Benim böyle bir işim olsa sıkılacağımı tahmin ediyorum ama para kazanamayacağımı değil.

Buffett ve Munger'ın asıl başarısının, bir çok iş sahibinin gurur meselesi yaptığı bırakmama konusunda, çok çabuk karar vermeleri olduğunu düşünmeye başladım. Buffett da tekstil işi yaparken yeni çıkan bir makinenin karlılığı düşüreceğini ve işin artık yapılamaz olacağını görmüş. Makineyi ilk duyduğu anda görmüş ve fabraikayı kapatmaya karar vermiş. Başkası olsa, batıncaya kadar diretir.

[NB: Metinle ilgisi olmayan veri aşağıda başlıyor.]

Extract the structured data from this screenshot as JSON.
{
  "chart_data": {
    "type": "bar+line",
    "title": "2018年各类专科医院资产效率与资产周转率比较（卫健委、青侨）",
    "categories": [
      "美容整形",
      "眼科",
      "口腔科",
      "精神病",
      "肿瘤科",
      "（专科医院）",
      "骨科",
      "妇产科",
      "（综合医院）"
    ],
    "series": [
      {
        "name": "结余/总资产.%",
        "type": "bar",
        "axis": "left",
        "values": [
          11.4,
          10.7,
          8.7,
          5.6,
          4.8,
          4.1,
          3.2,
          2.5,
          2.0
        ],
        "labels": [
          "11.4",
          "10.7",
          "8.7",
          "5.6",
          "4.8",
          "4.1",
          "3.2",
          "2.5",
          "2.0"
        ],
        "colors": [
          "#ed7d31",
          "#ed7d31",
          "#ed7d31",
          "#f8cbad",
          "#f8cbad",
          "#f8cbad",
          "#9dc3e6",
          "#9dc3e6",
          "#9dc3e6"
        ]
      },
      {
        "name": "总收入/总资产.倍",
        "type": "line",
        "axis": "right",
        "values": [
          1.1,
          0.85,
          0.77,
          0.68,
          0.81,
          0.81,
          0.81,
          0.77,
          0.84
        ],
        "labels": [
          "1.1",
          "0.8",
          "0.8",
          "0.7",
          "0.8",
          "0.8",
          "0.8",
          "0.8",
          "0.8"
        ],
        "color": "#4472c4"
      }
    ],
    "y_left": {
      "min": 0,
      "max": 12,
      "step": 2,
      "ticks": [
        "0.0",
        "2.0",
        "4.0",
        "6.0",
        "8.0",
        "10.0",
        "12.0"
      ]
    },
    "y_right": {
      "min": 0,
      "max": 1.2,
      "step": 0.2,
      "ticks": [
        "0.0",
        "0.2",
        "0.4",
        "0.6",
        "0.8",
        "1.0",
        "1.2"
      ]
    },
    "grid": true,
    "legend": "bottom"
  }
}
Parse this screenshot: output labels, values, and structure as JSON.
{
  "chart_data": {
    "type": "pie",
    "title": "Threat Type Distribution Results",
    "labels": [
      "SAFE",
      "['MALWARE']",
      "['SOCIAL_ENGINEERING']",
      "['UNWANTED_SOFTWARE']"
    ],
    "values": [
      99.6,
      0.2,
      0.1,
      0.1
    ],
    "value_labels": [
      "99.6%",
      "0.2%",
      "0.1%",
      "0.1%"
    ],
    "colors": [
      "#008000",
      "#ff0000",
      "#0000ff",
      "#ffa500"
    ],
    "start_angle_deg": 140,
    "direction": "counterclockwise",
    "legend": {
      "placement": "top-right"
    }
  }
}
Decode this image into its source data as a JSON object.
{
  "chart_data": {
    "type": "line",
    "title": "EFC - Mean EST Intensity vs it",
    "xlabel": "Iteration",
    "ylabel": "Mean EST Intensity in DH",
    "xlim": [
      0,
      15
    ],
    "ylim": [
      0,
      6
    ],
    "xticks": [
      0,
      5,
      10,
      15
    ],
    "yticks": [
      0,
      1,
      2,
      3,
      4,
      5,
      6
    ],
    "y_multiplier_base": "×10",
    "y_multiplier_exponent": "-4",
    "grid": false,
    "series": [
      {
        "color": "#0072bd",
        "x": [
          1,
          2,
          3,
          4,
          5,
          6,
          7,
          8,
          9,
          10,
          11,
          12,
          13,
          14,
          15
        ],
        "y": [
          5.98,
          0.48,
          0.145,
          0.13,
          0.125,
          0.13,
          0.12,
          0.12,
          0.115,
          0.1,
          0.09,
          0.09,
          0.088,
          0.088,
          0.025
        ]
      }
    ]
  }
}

Teknolojinin firmalara değil son tüketiciye faydalı olduğunu, pek çok defa firmanın kazaması umulan teknolojik yeniliklerin, hani yatırım yapınca üç senede kendini ödeyen cinsten yeniliklerin, karlılığı düşürdüğünü çünkü verimin artmasının karı azalttığını söylüyor. Birim maliyetin düşmesi rekabeti artırıyor ve bu da kârı düşürüyor diyor.

Her sektörde aynı değil tabii. Kellogg's örneği vardı, kahvaltılık gevrek üreticilerinin karlı bir iş yaptıklarını ve neredeyse sermayelerinin yüzde 15 ila 40'ını kazandıklarını söylüyordu. Bir yandan da havayolları gibi örnekler varmış. Havayolları kâr etmiyor diyor. Gerçekten mi etmiyor, yoksa bunların yatırım yapmayı düşüneceği kadar mı etmiyor bilemedim ama doğru olabilir. Race to bottom dedikleri cinsten, rekabetin temelde fiyatla gerçekleştirildiği ve ucuzlayanın kazandığı bir piyasa.

Munger iki sektör arasındaki farkın aslında tüketici sadakati olduğunu söylüyordu. Havayollarında tüketici sadakati yok, ben illa THY ile uçarım diyeni görmedim şimdiye kadar. Kahvaltılıktaysa insanların sevdiklerine bağlılığı fazla. Bunun için karlılık da yüksekmiş. Daha sağlıklı iş oluyormuş böyle.

Kapitalizm'in ürettiği tüm moda ve marka hikayelerinin sebebi bu. Eğer sadece fiyat ekseninde rekabet ederseniz, kimse kâr edemez. Kâr ettiren, insanların aynı kalitede daha ucuzu olabileceğini bildikleri halde, hikayesi uğruna daha pahalıyı almaları.

  1. Fasıl ########

İnsanın işi belirliyse şükretmesi lazım. Ne iş yapacağını bilmenin getirdiği kafa rahatlığı hiçbir işte yok. (İddiaya gel.)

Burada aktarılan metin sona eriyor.